Top 10 Use Cases: Empowering Network and IT Operations Management


Graph technology is the future. Not only do graph databases effectively store relationships between data points, but they’re also flexible in adding new kinds of relationships or adapting a data model to new business requirements.

But how do companies today use graph databases to solve tough problems? In this blog series, we’ll cover the top 10 use cases for graph technology and for each we include a real-world example. This blog series continues with a look at using graph technology with knowledge graphs.

The last blog in this series looked at the power of using graph technology for supply chain management. In this sixth blog of the ten-part series, we delve into what graph technology can do for network and IT operations management. As networks, by their very nature, are graphs, graph technology is an ideal fit for helping companies handle configuration information and create complex impact analyzes to answer vital business questions.

Use Case #6: Empowering Network and IT Operations Management


By their nature, networks are graphs. Graph databases are, therefore, an excellent fit for storing and querying network IT operational, no matter which side of the firewall your business is on.

Feature Image Top 10 Network and IT Ops


Today, graph databases successfully employed in the areas of telecommunications, network management, impact analysis, cloud platform management and data center and IT asset management.

In all of these domains, graph databases store configuration information. This is used in real time to alert operators to potential design flaws and shared failure modes in the infrastructure, and to reduce problem analysis and resolution times from hours to seconds.



Why Use Graph Technology for Network and IT Operations?


As with master data, a graph database is used to bring together information from disparate inventory systems, providing a single view of the network and its consumers – from the smallest network element all the way to the applications, services and customers who use them.

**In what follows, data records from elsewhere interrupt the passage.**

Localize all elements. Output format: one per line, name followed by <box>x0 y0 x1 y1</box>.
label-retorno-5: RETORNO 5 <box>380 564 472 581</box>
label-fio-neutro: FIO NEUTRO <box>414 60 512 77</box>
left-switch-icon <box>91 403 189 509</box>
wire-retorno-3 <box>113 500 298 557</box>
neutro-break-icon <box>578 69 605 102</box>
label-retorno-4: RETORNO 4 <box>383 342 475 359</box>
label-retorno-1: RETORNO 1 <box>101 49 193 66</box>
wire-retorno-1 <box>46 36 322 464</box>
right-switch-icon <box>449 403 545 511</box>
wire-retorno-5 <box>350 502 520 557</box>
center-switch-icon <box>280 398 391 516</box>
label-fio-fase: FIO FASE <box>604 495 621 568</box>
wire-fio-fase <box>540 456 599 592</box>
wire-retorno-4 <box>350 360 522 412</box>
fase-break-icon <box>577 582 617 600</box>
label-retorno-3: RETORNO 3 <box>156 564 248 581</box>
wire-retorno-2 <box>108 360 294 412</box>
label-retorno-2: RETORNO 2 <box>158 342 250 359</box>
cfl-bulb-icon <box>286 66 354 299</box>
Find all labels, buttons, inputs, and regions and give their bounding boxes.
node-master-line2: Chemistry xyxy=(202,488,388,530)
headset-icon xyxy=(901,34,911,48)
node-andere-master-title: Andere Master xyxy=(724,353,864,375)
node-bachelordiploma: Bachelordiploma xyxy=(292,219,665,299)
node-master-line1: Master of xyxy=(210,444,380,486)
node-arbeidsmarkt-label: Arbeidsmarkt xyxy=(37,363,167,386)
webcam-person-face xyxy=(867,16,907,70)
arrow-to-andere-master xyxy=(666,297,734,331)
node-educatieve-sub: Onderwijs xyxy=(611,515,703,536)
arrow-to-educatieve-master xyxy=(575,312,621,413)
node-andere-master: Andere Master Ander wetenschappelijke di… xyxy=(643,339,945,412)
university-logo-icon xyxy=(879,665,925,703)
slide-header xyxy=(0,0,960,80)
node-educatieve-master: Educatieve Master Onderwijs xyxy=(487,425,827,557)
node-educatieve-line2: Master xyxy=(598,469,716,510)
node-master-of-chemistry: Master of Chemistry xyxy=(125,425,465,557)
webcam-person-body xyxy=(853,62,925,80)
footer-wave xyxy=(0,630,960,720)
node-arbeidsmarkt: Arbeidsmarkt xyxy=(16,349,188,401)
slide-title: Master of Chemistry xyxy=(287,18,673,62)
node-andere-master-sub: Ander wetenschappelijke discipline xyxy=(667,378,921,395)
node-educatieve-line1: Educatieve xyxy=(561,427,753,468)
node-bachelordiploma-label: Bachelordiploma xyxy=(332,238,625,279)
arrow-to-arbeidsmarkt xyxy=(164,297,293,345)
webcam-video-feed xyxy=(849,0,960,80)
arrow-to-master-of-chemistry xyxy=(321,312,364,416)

A graph representation of a network enables IT managers to catalog assets, visualize their deployment and identify the dependencies between the two. The graph’s connected structure enables network managers to conduct sophisticated impact analyses, answering questions like:

  • Which parts of the network – applications, services, virtual machines, physical machines, data centers, routers, switches and fiber – do particular customers depend on? (Top-down analysis)
  • Conversely, which applications, services and customers in the network will be affected if a particular network element fails? (Bottom-up analysis)
  • Is there redundancy throughout the network for the most important customers?
A graph database representation of the network can also enrich operational intelligence based on event correlations. Whenever an event correlation engine (such as a Complex Event Processor) infers a complex event from a stream of low-level network events, it assesses the impact of that event against the graph model and triggers any necessary compensating or mitigating actions.

Example: Comcast


Companies around the world have come a long way towards making homes smarter.

Smart devices send alerts when the front door is unlocked, the house alarm is disengaged, or someone is at the front door. These connected devices naturally interact with one another but often lack capabilities like natural language processing. The result is a large collection of connected devices that can’t be automated.

“A person is not just an ID. A person is a set of relationships to personal information, locations, people and devices,” said Jessica Lowing, Director of Project Management at Comcast.

Homes aren’t able to perform tasks like “turn off the lights in Lily’s room” because these requests require insight into complex semantic and social relationships. Personalization is also incredibly limited. To address these challenges, Comcast put together a team dedicated to creating and perfecting an xFi smart home prototype.

The first step was to develop rich definitions for all the terms in the Comcast profile graph.

For example, a “person” definition needed much more than a unique ID. It had to include a unique set of relationships to personal information, locations, people, and devices.

“Since people are at the center of these smart homes, they also need to be at the center of our automation,” Lowing said, “which brings us back to modeling social and semantic relationships.”

The team recognized that the real value of this rich data was the relationships between them, which would require a native graph database structure. Ultimately, the team would also need to build a shared platform at the household level.

This resulted in the Xfinity profile graph, a scalable, flexible, multi-tenant user-profile service for extending personal information and relationships across Xfinity products. It models customers’ real-life relationships, and provides context so that Xfinity applications provide a more personalized experience for users.

Conclusion


Discovering, capturing and making sense of complex interdependencies is central to effectively running network and IT operations, which is critical to running an enterprise.

Whether it’s optimizing a network or application infrastructure or providing more efficient security-related access, these problems involve a complex set of physical and human interdependencies that are challenging to manage.

The relationships between network and infrastructure elements are rarely linear or purely hierarchical. But, graph databases are designed to store that interconnected data, making it easy to translate network and IT data into actionable insights.